Het is fantastisch als een prediker weer bij de gemeenten langs komt om hen te bemoedigen en te bevestigen en hen weer op de eerste liefde te wijzen. Dat hebben we allemaal nodig. Om telkens weer opgeroepen en bemoedigd te worden om bij het Woord te blijven. Het waren immers de prediking, de gebe­den, het breken van het brood en de gemeenschap die de kenmerken waren van de eerste gemeenten? We moeten elkaar dan ook steeds opnieuw daarop wijzen en elkaar daarin aanvuren. Dat zal zijn werking hebben. Want de Geest van God werkt daar doorheen, doe het maar gewoon. Ook al twijfel je eraan en heb je andere gedachten. Maar het is heel zeker, dat gemeenten die dat doen, ook zullen groeien en bloeien. Daar zal de Heilige Geest woning maken in de harten van de mensen. Dat is heerlijk. Daar wil je ook graag bij behoren en daar willen anderen ook bijbehoren. Daar is het warm en fijn en aange­naam. Daar is de geur van Christus. En wat was ook al weer het belangrijkste kenmerk van de volgelingen van Jezus: De liefde.

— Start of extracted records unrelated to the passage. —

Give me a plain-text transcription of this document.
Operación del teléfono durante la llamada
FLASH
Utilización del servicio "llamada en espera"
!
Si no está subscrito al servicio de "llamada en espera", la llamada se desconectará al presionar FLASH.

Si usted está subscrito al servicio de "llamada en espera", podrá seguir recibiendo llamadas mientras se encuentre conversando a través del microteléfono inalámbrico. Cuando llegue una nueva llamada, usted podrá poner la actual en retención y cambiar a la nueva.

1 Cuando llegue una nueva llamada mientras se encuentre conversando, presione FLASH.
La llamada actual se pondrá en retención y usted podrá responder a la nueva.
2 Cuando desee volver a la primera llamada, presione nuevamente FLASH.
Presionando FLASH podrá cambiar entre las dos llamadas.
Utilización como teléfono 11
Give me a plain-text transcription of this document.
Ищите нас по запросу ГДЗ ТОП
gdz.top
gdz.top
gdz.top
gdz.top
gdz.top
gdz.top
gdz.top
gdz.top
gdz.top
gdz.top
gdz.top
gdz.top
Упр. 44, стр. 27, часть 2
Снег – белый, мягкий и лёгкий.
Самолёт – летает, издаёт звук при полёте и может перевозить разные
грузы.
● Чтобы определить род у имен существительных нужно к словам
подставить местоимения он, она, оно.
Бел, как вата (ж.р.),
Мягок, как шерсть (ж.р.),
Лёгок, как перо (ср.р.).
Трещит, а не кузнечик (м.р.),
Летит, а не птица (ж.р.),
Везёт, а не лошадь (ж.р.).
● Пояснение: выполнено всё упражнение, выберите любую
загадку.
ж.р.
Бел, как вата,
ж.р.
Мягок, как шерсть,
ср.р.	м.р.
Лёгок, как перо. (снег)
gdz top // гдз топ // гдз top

Ze willen verder reizen, maar de Heilige Geest verhindert hen steeds opnieuw. Ze willen wel maar het gaat niet. Totdat Paulus in een droom een Macedoni­sche man ziet die zegt: Kom over en help ons. Dat zien ze als een teken van de Here en dan steken ze over en komen in Filippi. Dat was een stad waar een Romeins garnizoen lag. En daar gaan ze op de sabbat buiten de stad langs de rivier naar een plaats waarvan ze denken dat het een gebedsplaats is. Kenne­lijk is er geen synagoge in deze stad, anders waren ze daar vast en zeker eerst naar toe gegaan. Daar treffen ze vrouwen die samengekomen waren. Onder hen was Lydia, die God vereerde en die nodigde hen uit in haar huis. Waar hadden ze dan de vorige nacht geslapen? Of hadden ze buiten gebivakkeerd? Het is heerlijk om te lezen dat de HERE haar hart opende en zij geloofde. Het is steeds duidelijk. Wij moeten het Woord met verve en overtuiging brengen. Maar de HERE moet de harten openen. Dat geeft zo’n geweldige rust en blijdschap. Dat houdt ons ook zelf op onze plaats. Niet wij bekeren mensen. Niet onze methode en marketing brengen mensen tot geloof. Neen, het is de HERE. Wij moeten het Woord alleen maar brengen en daar mag je natuurlijk alle mogelijk middelen bij gebruiken, maar het is de HERE Die het moet doen. Wat een geweldige kracht gaat er dan ook uit van het Woord zelf. Het is niet ons Woord. Het is Gods Woord. Het zijn geen letters en boeken maar het is Gods openbaring. Toen en nu en voor altijd. Dat moeten we veel meer besef­fen. Wij denken dat de mensen het toch niet geloven, maar dat is een verkeer­de vooronderstelling. We moeten het brengen en doorgeven. We moeten daar aan vasthouden. We moeten het laten zien. Dan gaat er iets gebeuren. Dan zullen de mensen het zien. Daar kun je zeker van zijn. Dan zal er ook verzet komen, maar daar moet je je niet door laten afschrikken. Dat is logisch, want de boze zal alles doen om ons weer het zwijgen op te leggen, dat zie je hier bij Paulus ook. Wat is er niet een tegenstand.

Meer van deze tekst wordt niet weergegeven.